I think the extreme effect of alcohol in this case is actually fairly well
known, despite the thought occurred to a friend who managed to turn his own
experience into a undergraduate study, that the evidence is infrequent due to
the required amount of alcohol exceeding most physical tolerances.

I have been convinced without any evidence, since university days, that the
mind can become exceptionally plastic under extreme effect of alcohol.,
[Edited, I left in a section that added nothing so withdrew it] Obviously
little formal study is probably done, but since I have one nagging fear of
failing to discover something so vital in plain sight but missed for sake of
my narrowness in vision, and in my fear of the damage done that stays with me
despite hangover all forgotten, I dearly should love to hear of science in
answer to the phonomenon. Did the unknown language overflow and get routed to
the disused section of my brain that once awaited regional programming and can
utter or at least gurgle every human sound?
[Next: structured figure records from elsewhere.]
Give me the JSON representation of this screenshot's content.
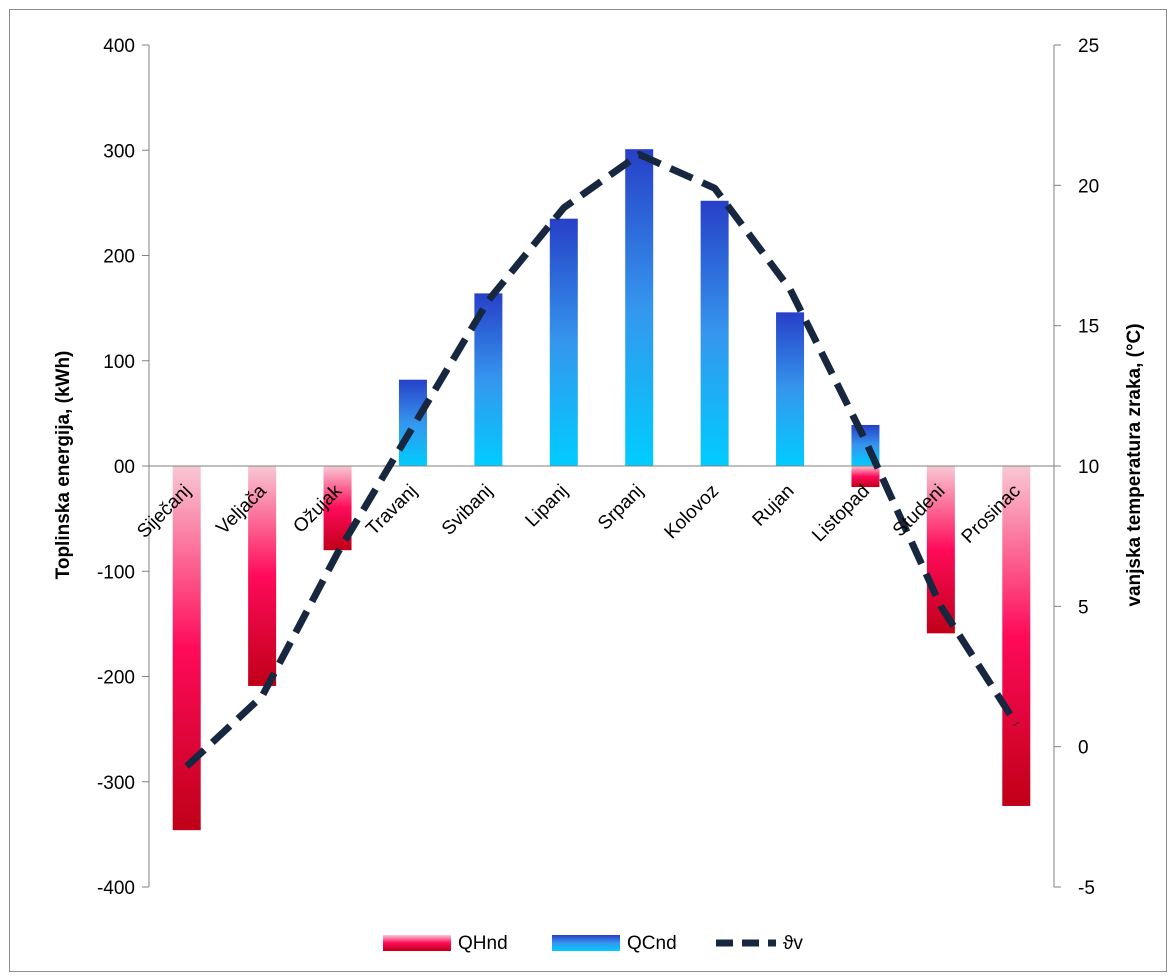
{
  "chart_data": {
    "type": "bar",
    "categories": [
      "Siječanj",
      "Veljača",
      "Ožujak",
      "Travanj",
      "Svibanj",
      "Lipanj",
      "Srpanj",
      "Kolovoz",
      "Rujan",
      "Listopad",
      "Studeni",
      "Prosinac"
    ],
    "series": [
      {
        "name": "QHnd",
        "axis": "left",
        "kind": "bar",
        "values": [
          -346,
          -209,
          -80,
          0,
          0,
          0,
          0,
          0,
          0,
          -20,
          -159,
          -323
        ]
      },
      {
        "name": "QCnd",
        "axis": "left",
        "kind": "bar",
        "values": [
          0,
          0,
          0,
          82,
          164,
          235,
          301,
          252,
          146,
          39,
          0,
          0
        ]
      },
      {
        "name": "ϑv",
        "axis": "right",
        "kind": "line",
        "style": "dashed",
        "values": [
          -0.7,
          1.8,
          6.9,
          11.4,
          15.9,
          19.2,
          21.1,
          19.9,
          16.3,
          10.9,
          5.0,
          0.8
        ]
      }
    ],
    "ylabel": "Toplinska energija, (kWh)",
    "y2label": "vanjska temperatura zraka, (°C)",
    "xlabel": "",
    "ylim": [
      -400,
      400
    ],
    "y2lim": [
      -5,
      25
    ],
    "yticks": [
      "400",
      "300",
      "200",
      "100",
      "00",
      "-100",
      "-200",
      "-300",
      "-400"
    ],
    "y2ticks": [
      "25",
      "20",
      "15",
      "10",
      "5",
      "0",
      "-5"
    ],
    "grid": false,
    "legend_position": "bottom",
    "colors": {
      "qhnd_top": "#f8c8d4",
      "qhnd_mid": "#ff0a5a",
      "qhnd_bottom": "#c00018",
      "qcnd_top": "#2740c8",
      "qcnd_mid": "#3596ee",
      "qcnd_bottom": "#00ccff",
      "line": "#17273f",
      "axis": "#808080"
    }
  }
}
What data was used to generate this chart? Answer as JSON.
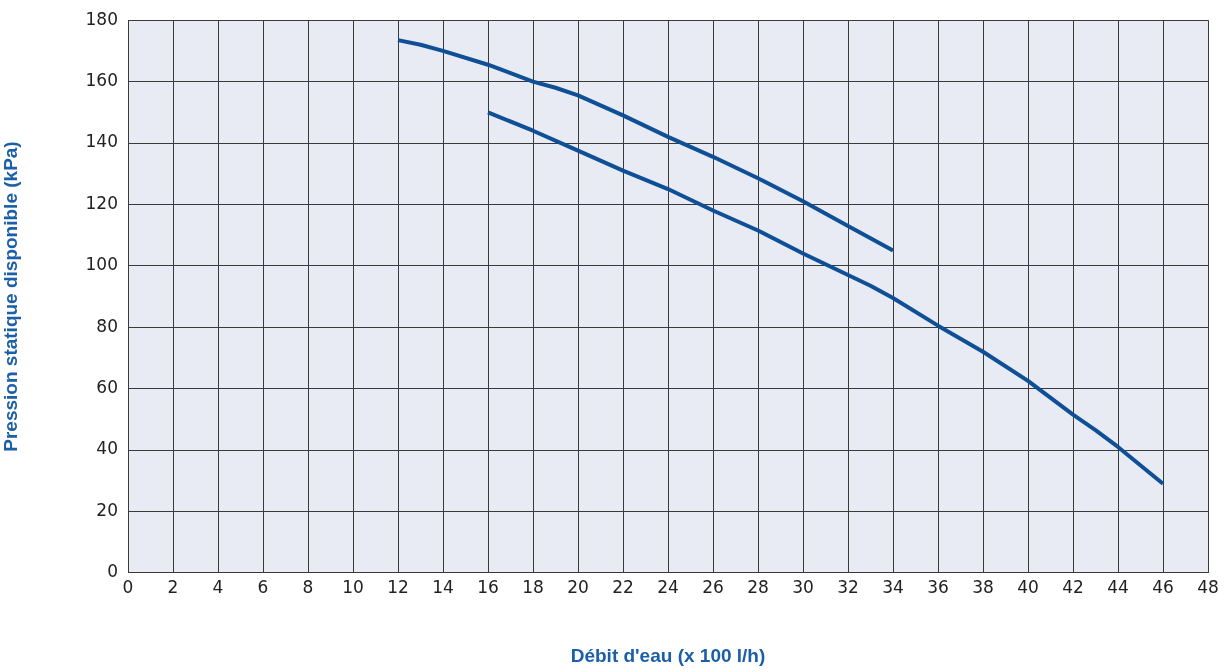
{
  "chart_data": {
    "type": "line",
    "xlabel": "Débit d'eau (x 100 l/h)",
    "ylabel": "Pression statique disponible (kPa)",
    "xlim": [
      0,
      48
    ],
    "xticks": [
      0,
      2,
      4,
      6,
      8,
      10,
      12,
      14,
      16,
      18,
      20,
      22,
      24,
      26,
      28,
      30,
      32,
      34,
      36,
      38,
      40,
      42,
      44,
      46,
      48
    ],
    "ylim": [
      0,
      180
    ],
    "yticks": [
      0,
      20,
      40,
      60,
      80,
      100,
      120,
      140,
      160,
      180
    ],
    "grid": true,
    "legend": false,
    "marker": "none",
    "line_style": "solid",
    "series": [
      {
        "color": "#0e4f96",
        "x": [
          12,
          13,
          14,
          16,
          18,
          19,
          20,
          22,
          24,
          26,
          28,
          30,
          32,
          34
        ],
        "values": [
          173.5,
          172,
          170,
          165.5,
          160,
          158,
          155.5,
          149,
          142,
          135.5,
          128.5,
          121,
          113,
          105
        ]
      },
      {
        "color": "#0e4f96",
        "x": [
          16,
          18,
          20,
          22,
          24,
          26,
          28,
          30,
          32,
          33,
          34,
          36,
          38,
          40,
          42,
          43,
          44,
          46
        ],
        "values": [
          150,
          144,
          137.5,
          131,
          125,
          118,
          111.5,
          104,
          97,
          93.5,
          89.5,
          80.5,
          72,
          62.5,
          51.5,
          46.5,
          41,
          29
        ]
      }
    ]
  }
}
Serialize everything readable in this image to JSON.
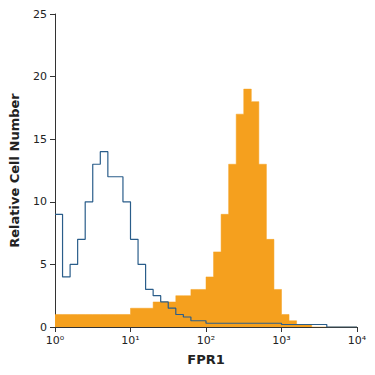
{
  "chart_data": {
    "type": "histogram",
    "x_label": "FPR1",
    "y_label": "Relative Cell Number",
    "log": "x",
    "grid": false,
    "xlim": [
      1,
      10000
    ],
    "xticks": [
      {
        "value": 1,
        "label": "10⁰"
      },
      {
        "value": 10,
        "label": "10¹"
      },
      {
        "value": 100,
        "label": "10²"
      },
      {
        "value": 1000,
        "label": "10³"
      },
      {
        "value": 10000,
        "label": "10⁴"
      }
    ],
    "ylim": [
      0,
      25
    ],
    "yticks": [
      0,
      5,
      10,
      15,
      20,
      25
    ],
    "bins": [
      1,
      1.259,
      1.585,
      1.995,
      2.512,
      3.162,
      3.981,
      5.012,
      6.31,
      7.943,
      10,
      12.59,
      15.85,
      19.95,
      25.12,
      31.62,
      39.81,
      50.12,
      63.1,
      79.43,
      100,
      125.9,
      158.5,
      199.5,
      251.2,
      316.2,
      398.1,
      501.2,
      631,
      794.3,
      1000,
      1259,
      1585,
      1995,
      2512,
      3162,
      3981,
      5012,
      6310,
      7943,
      10000
    ],
    "series": [
      {
        "type": "bar",
        "color": "#f5a01e",
        "values": [
          1,
          1,
          1,
          1,
          1,
          1,
          1,
          1,
          1,
          1,
          1.5,
          1.5,
          1.5,
          2,
          2,
          2,
          2.5,
          2.5,
          3,
          3,
          4,
          6,
          9,
          13,
          17,
          19,
          18,
          13,
          7,
          3,
          1,
          0.5,
          0.2,
          0.2,
          0,
          0,
          0,
          0,
          0,
          0
        ]
      },
      {
        "type": "line",
        "color": "#2a5d8a",
        "values": [
          9,
          4,
          5,
          7,
          10,
          13,
          14,
          12,
          12,
          10,
          7,
          5,
          3,
          2.5,
          2,
          1.5,
          1,
          0.8,
          0.5,
          0.5,
          0.3,
          0.3,
          0.3,
          0.3,
          0.3,
          0.3,
          0.3,
          0.3,
          0.3,
          0.3,
          0.2,
          0.2,
          0.2,
          0.2,
          0.2,
          0.2,
          0,
          0,
          0,
          0
        ]
      }
    ]
  }
}
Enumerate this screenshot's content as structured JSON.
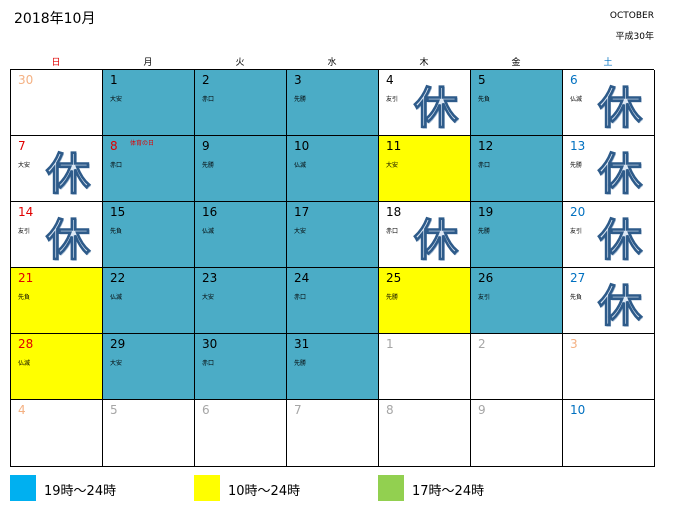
{
  "header": {
    "title": "2018年10月",
    "month_en": "OCTOBER",
    "era": "平成30年"
  },
  "weekdays": [
    {
      "label": "日",
      "color": "#e00000"
    },
    {
      "label": "月",
      "color": "#000000"
    },
    {
      "label": "火",
      "color": "#000000"
    },
    {
      "label": "水",
      "color": "#000000"
    },
    {
      "label": "木",
      "color": "#000000"
    },
    {
      "label": "金",
      "color": "#000000"
    },
    {
      "label": "土",
      "color": "#0070c0"
    }
  ],
  "colors": {
    "blue": "#4bacc6",
    "yellow": "#ffff00",
    "green": "#92d050",
    "sunday_red": "#e00000",
    "saturday_blue": "#0070c0",
    "out_of_month": "#f4b183",
    "out_of_month_gray": "#a6a6a6"
  },
  "closed_mark": "休",
  "weeks": [
    [
      {
        "day": "30",
        "fill": "white",
        "num_color": "#f4b183",
        "note": "",
        "closed": false,
        "holiday": ""
      },
      {
        "day": "1",
        "fill": "blue",
        "num_color": "#000000",
        "note": "大安",
        "closed": false,
        "holiday": ""
      },
      {
        "day": "2",
        "fill": "blue",
        "num_color": "#000000",
        "note": "赤口",
        "closed": false,
        "holiday": ""
      },
      {
        "day": "3",
        "fill": "blue",
        "num_color": "#000000",
        "note": "先勝",
        "closed": false,
        "holiday": ""
      },
      {
        "day": "4",
        "fill": "white",
        "num_color": "#000000",
        "note": "友引",
        "closed": true,
        "holiday": ""
      },
      {
        "day": "5",
        "fill": "blue",
        "num_color": "#000000",
        "note": "先負",
        "closed": false,
        "holiday": ""
      },
      {
        "day": "6",
        "fill": "white",
        "num_color": "#0070c0",
        "note": "仏滅",
        "closed": true,
        "holiday": ""
      }
    ],
    [
      {
        "day": "7",
        "fill": "white",
        "num_color": "#e00000",
        "note": "大安",
        "closed": true,
        "holiday": ""
      },
      {
        "day": "8",
        "fill": "blue",
        "num_color": "#e00000",
        "note": "赤口",
        "closed": false,
        "holiday": "体育の日"
      },
      {
        "day": "9",
        "fill": "blue",
        "num_color": "#000000",
        "note": "先勝",
        "closed": false,
        "holiday": ""
      },
      {
        "day": "10",
        "fill": "blue",
        "num_color": "#000000",
        "note": "仏滅",
        "closed": false,
        "holiday": ""
      },
      {
        "day": "11",
        "fill": "yellow",
        "num_color": "#000000",
        "note": "大安",
        "closed": false,
        "holiday": ""
      },
      {
        "day": "12",
        "fill": "blue",
        "num_color": "#000000",
        "note": "赤口",
        "closed": false,
        "holiday": ""
      },
      {
        "day": "13",
        "fill": "white",
        "num_color": "#0070c0",
        "note": "先勝",
        "closed": true,
        "holiday": ""
      }
    ],
    [
      {
        "day": "14",
        "fill": "white",
        "num_color": "#e00000",
        "note": "友引",
        "closed": true,
        "holiday": ""
      },
      {
        "day": "15",
        "fill": "blue",
        "num_color": "#000000",
        "note": "先負",
        "closed": false,
        "holiday": ""
      },
      {
        "day": "16",
        "fill": "blue",
        "num_color": "#000000",
        "note": "仏滅",
        "closed": false,
        "holiday": ""
      },
      {
        "day": "17",
        "fill": "blue",
        "num_color": "#000000",
        "note": "大安",
        "closed": false,
        "holiday": ""
      },
      {
        "day": "18",
        "fill": "white",
        "num_color": "#000000",
        "note": "赤口",
        "closed": true,
        "holiday": ""
      },
      {
        "day": "19",
        "fill": "blue",
        "num_color": "#000000",
        "note": "先勝",
        "closed": false,
        "holiday": ""
      },
      {
        "day": "20",
        "fill": "white",
        "num_color": "#0070c0",
        "note": "友引",
        "closed": true,
        "holiday": ""
      }
    ],
    [
      {
        "day": "21",
        "fill": "yellow",
        "num_color": "#e00000",
        "note": "先負",
        "closed": false,
        "holiday": ""
      },
      {
        "day": "22",
        "fill": "blue",
        "num_color": "#000000",
        "note": "仏滅",
        "closed": false,
        "holiday": ""
      },
      {
        "day": "23",
        "fill": "blue",
        "num_color": "#000000",
        "note": "大安",
        "closed": false,
        "holiday": ""
      },
      {
        "day": "24",
        "fill": "blue",
        "num_color": "#000000",
        "note": "赤口",
        "closed": false,
        "holiday": ""
      },
      {
        "day": "25",
        "fill": "yellow",
        "num_color": "#000000",
        "note": "先勝",
        "closed": false,
        "holiday": ""
      },
      {
        "day": "26",
        "fill": "blue",
        "num_color": "#000000",
        "note": "友引",
        "closed": false,
        "holiday": ""
      },
      {
        "day": "27",
        "fill": "white",
        "num_color": "#0070c0",
        "note": "先負",
        "closed": true,
        "holiday": ""
      }
    ],
    [
      {
        "day": "28",
        "fill": "yellow",
        "num_color": "#e00000",
        "note": "仏滅",
        "closed": false,
        "holiday": ""
      },
      {
        "day": "29",
        "fill": "blue",
        "num_color": "#000000",
        "note": "大安",
        "closed": false,
        "holiday": ""
      },
      {
        "day": "30",
        "fill": "blue",
        "num_color": "#000000",
        "note": "赤口",
        "closed": false,
        "holiday": ""
      },
      {
        "day": "31",
        "fill": "blue",
        "num_color": "#000000",
        "note": "先勝",
        "closed": false,
        "holiday": ""
      },
      {
        "day": "1",
        "fill": "white",
        "num_color": "#a6a6a6",
        "note": "",
        "closed": false,
        "holiday": ""
      },
      {
        "day": "2",
        "fill": "white",
        "num_color": "#a6a6a6",
        "note": "",
        "closed": false,
        "holiday": ""
      },
      {
        "day": "3",
        "fill": "white",
        "num_color": "#f4b183",
        "note": "",
        "closed": false,
        "holiday": ""
      }
    ],
    [
      {
        "day": "4",
        "fill": "white",
        "num_color": "#f4b183",
        "note": "",
        "closed": false,
        "holiday": ""
      },
      {
        "day": "5",
        "fill": "white",
        "num_color": "#a6a6a6",
        "note": "",
        "closed": false,
        "holiday": ""
      },
      {
        "day": "6",
        "fill": "white",
        "num_color": "#a6a6a6",
        "note": "",
        "closed": false,
        "holiday": ""
      },
      {
        "day": "7",
        "fill": "white",
        "num_color": "#a6a6a6",
        "note": "",
        "closed": false,
        "holiday": ""
      },
      {
        "day": "8",
        "fill": "white",
        "num_color": "#a6a6a6",
        "note": "",
        "closed": false,
        "holiday": ""
      },
      {
        "day": "9",
        "fill": "white",
        "num_color": "#a6a6a6",
        "note": "",
        "closed": false,
        "holiday": ""
      },
      {
        "day": "10",
        "fill": "white",
        "num_color": "#0070c0",
        "note": "",
        "closed": false,
        "holiday": ""
      }
    ]
  ],
  "legend": [
    {
      "color": "#00b0f0",
      "label": "19時～24時"
    },
    {
      "color": "#ffff00",
      "label": "10時～24時"
    },
    {
      "color": "#92d050",
      "label": "17時～24時"
    }
  ]
}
That might trigger a familiar and
comfortable and safe feeling, the exciting of brain disused since infancy.

------
corpMaverick
Arturo Hernandez teaches this coursera class.

[https://www.coursera.org/learn/bilingual](https://www.coursera.org/learn/bilingual)

------
8bitsrule
One of the virtues of being fluent in two or more languages: many times in my
life I've seen some great opportunities for interpreters.